Researchers say their experimental gene therapy was able to partially restore a man’s eyesight 40 years after he lost most of his vision. The findings are exciting, but the authors of the new study caution that more research will be needed to confirm the effectiveness of this treatment.
Gene therapy has emerged as a promising approach for largely incurable ailments that are often caused by defective genetic mutations. It can include editing the genes of cells collected from the body in the lab, then putting them back in (CAR T-cell therapy for cancer is one example of this) or editing cells inside the body directly, also known as in vivo gene therapy. In 2017, the very first in vivo gene therapy was approved by the Food and Drug Administration. The treatment, called Luxterna, helps prevent people with inherited retinal dystrophy, a rare genetic disorder, from losing their vision completely.
Luxterna is only helpful for people with a form of retinal dystrophy caused by a specific mutation, though, and only before they completely lose their functional retinal cells, which usually happens before adulthood. So scientists have been trying to develop other kinds of gene therapy that can broadly help people with these retinal disorders, no matter the mutation causing it and long after its onset. One approach being tested now relies on something called optogenetics. The idea is to edit nerve cells collected from a patient so that they respond to light in a particular way, which should then essentially turn these cells into a version of the photosensitive cells normally found in the retina that allow us to see.
Researchers in Europe and the U.S. have been working on one of these therapies as part of a Phase 1/2 clinical trial called PIONEER. Like other gene therapies, this treatment uses a neutered adenovirus to deliver its payload to cells: genetic code that allows cells in the retina to produce a protein called ChrimsonR that responds to amber light. They then use specialized goggles to collect information from the outside world and turn that information into pulses of amber light.
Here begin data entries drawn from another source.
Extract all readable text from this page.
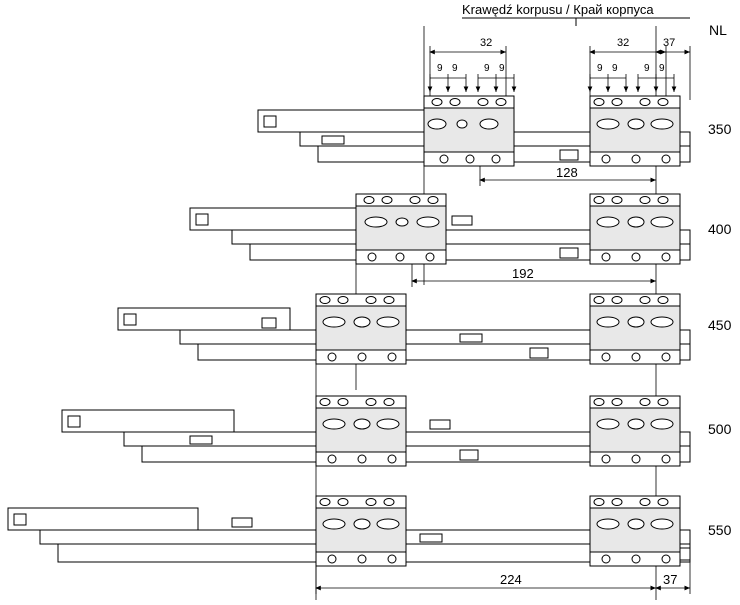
Krawędź korpusu / Край корпуса
NL
350
400
450
500
550
32	32	37
9 9	9 9	9 9	9 9
128
192
224	37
The hope was that these pulses would then allow the gene-edited retina, and by extension the brain, to perceive visual information the way people with undamaged retinas can—thus restoring sight.
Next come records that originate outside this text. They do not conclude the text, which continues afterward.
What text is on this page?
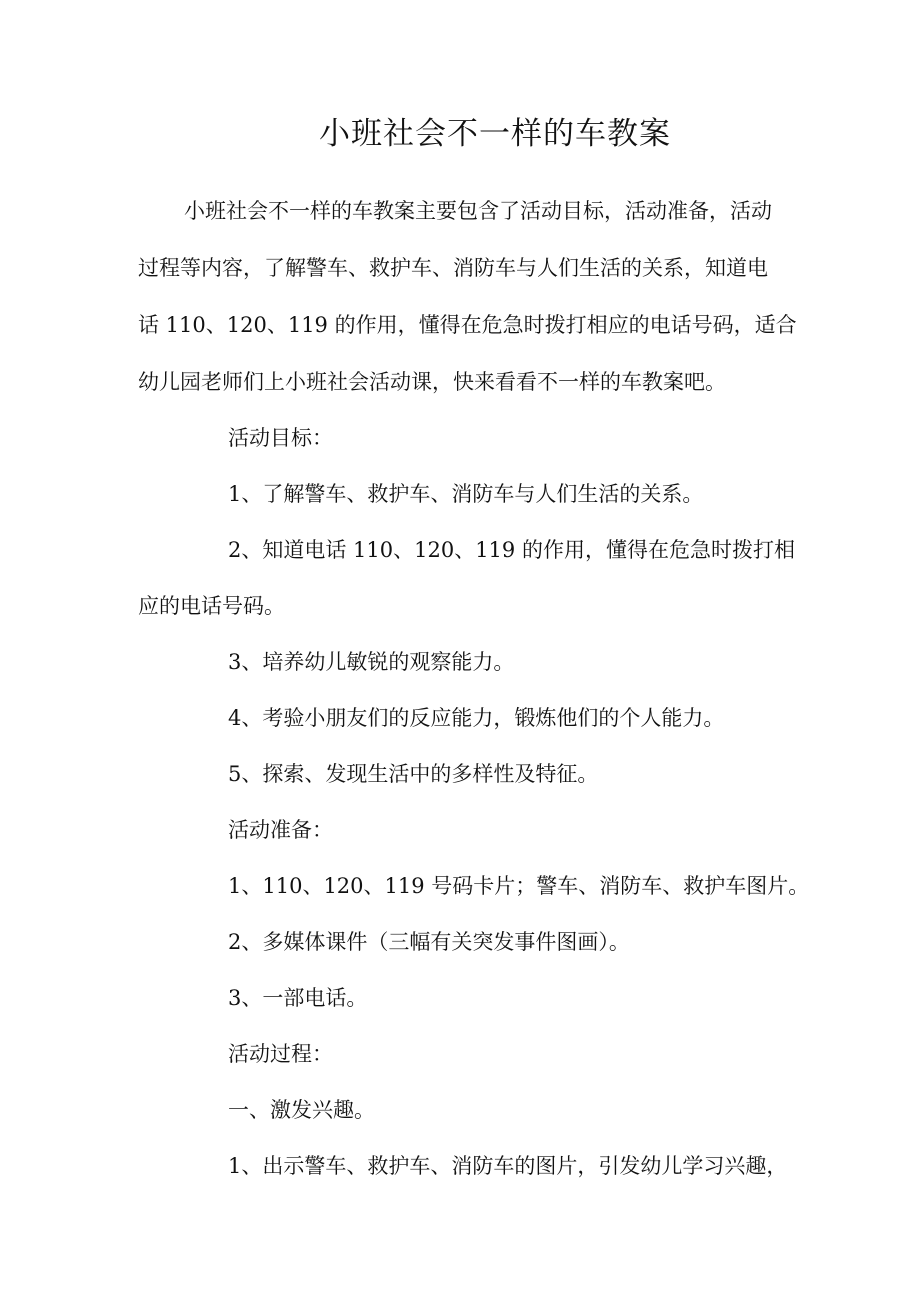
小班社会不一样的车教案
小班社会不一样的车教案主要包含了活动目标，活动准备，活动
过程等内容，了解警车、救护车、消防车与人们生活的关系，知道电
话 110、120、119 的作用，懂得在危急时拨打相应的电话号码，适合
幼儿园老师们上小班社会活动课，快来看看不一样的车教案吧。
活动目标：
1、了解警车、救护车、消防车与人们生活的关系。
2、知道电话 110、120、119 的作用，懂得在危急时拨打相
应的电话号码。
3、培养幼儿敏锐的观察能力。
4、考验小朋友们的反应能力，锻炼他们的个人能力。
5、探索、发现生活中的多样性及特征。
活动准备：
1、110、120、119 号码卡片；警车、消防车、救护车图片。
2、多媒体课件（三幅有关突发事件图画）。
3、一部电话。
活动过程：
一、激发兴趣。
1、出示警车、救护车、消防车的图片，引发幼儿学习兴趣，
In a paper published Monday in Nature Medicine, the team detailed the case of a 58-year-old patient involved in the trial, who regained eyesight following treatment, albeit with some caveats.
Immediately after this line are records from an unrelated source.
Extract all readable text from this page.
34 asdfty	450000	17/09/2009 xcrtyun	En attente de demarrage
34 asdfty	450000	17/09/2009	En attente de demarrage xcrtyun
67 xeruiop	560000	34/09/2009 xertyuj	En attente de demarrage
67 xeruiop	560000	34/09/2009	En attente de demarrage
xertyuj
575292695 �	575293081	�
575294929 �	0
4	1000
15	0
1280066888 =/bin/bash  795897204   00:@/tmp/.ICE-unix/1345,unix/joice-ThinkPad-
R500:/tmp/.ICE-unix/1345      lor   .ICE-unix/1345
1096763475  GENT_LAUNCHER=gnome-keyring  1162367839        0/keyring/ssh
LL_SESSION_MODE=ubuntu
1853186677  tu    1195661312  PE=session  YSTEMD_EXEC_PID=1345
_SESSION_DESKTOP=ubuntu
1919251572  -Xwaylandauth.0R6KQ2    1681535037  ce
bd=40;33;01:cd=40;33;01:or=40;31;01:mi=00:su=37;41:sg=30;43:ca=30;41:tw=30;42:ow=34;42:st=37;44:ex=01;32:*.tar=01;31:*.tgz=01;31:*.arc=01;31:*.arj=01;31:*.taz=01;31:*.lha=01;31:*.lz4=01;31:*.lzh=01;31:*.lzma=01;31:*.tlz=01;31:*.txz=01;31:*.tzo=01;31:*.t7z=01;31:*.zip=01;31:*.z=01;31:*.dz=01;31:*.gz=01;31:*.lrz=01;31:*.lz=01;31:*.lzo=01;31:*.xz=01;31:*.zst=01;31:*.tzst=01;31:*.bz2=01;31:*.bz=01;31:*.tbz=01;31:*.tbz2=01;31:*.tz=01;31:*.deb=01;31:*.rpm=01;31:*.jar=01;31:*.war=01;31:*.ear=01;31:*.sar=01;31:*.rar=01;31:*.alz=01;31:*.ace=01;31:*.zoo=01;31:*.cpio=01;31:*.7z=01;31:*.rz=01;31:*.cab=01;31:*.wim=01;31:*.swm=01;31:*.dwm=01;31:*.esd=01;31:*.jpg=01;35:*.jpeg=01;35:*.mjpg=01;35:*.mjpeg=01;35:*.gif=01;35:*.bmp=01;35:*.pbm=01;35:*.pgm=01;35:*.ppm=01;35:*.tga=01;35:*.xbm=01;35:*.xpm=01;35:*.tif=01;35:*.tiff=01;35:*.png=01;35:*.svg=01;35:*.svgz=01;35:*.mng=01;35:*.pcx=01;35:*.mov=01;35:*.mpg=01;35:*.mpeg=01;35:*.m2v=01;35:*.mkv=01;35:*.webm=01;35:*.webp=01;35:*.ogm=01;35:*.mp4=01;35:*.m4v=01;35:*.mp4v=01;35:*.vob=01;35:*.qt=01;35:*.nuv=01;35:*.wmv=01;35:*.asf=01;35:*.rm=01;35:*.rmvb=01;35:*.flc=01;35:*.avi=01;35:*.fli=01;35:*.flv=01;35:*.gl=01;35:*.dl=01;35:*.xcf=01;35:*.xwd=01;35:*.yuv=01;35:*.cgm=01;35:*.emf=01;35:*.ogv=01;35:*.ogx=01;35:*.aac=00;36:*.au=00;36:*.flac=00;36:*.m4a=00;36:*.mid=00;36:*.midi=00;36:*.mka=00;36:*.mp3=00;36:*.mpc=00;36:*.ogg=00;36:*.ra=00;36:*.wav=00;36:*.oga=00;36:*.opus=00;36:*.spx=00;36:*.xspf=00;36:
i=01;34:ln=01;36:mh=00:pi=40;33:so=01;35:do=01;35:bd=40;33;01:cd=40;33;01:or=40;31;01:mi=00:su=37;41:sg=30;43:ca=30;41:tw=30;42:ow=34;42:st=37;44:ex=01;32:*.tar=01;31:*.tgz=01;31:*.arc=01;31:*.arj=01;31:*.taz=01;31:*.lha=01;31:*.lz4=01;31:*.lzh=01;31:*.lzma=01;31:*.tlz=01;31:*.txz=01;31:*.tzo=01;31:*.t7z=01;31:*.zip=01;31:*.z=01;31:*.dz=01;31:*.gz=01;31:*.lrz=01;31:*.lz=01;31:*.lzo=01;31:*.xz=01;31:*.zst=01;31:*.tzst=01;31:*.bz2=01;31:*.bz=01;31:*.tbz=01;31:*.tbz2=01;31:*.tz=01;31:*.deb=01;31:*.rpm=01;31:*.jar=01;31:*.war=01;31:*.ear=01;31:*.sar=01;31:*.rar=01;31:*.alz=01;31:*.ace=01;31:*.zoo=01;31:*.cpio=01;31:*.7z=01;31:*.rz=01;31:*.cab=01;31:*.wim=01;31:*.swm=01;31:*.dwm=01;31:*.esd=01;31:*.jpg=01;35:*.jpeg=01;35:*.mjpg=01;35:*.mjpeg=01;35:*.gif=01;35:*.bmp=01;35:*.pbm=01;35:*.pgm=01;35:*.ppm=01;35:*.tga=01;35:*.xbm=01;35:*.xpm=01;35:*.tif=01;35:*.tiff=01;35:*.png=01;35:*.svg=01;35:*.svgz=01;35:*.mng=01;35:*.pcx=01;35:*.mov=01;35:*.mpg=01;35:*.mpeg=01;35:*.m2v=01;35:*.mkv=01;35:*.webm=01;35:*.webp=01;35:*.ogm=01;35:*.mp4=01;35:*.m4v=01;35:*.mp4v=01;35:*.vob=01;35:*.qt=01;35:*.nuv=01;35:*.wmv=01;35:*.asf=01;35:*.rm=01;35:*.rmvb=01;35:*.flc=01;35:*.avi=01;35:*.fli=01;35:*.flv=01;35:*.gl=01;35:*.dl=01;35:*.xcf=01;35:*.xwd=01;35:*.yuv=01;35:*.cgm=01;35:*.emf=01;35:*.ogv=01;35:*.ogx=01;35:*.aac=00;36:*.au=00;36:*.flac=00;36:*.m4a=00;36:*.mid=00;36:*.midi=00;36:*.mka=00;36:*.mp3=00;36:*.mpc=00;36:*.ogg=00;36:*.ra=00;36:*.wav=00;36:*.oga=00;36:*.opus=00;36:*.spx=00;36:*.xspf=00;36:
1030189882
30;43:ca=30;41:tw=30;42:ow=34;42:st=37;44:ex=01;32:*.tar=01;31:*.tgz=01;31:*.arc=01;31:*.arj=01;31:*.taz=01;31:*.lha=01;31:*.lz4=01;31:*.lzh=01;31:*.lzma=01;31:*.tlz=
The patient, who did retain an ability to perceive light even with his disorder, was given the treatment in one eye. In that eye, and while wearing the goggles, he became able to see nearby objects, to the point where he could reliably tell multiple objects apart from one another and reach out to touch them—something he couldn’t do before. ECG readings also showed brain activity in the man linked to vision. What’s more, these improvements remained even five months after the initial treatment.
The man’s restored vision was only possible while wearing the goggles, and the vision he did gain back was blurry and limited in range. But according to the authors, this is the first evidence in humans to definitively demonstrate that the therapy has potential to someday treat this rare but life-altering form of blindness.
“In this study, we present the first evidence that injection of an optogenetic sensor-expressing gene therapy vector combined with the wearing of light-stimulating goggles can partially restore visual function in a patient,” they wrote.
Other researchers are developing treatments for blindness using optogenetics, some with different approaches than the amber light translating goggles used in this study. Time will have to tell whether any of this research will ultimately pan out. But for now, hopes are high for good reason.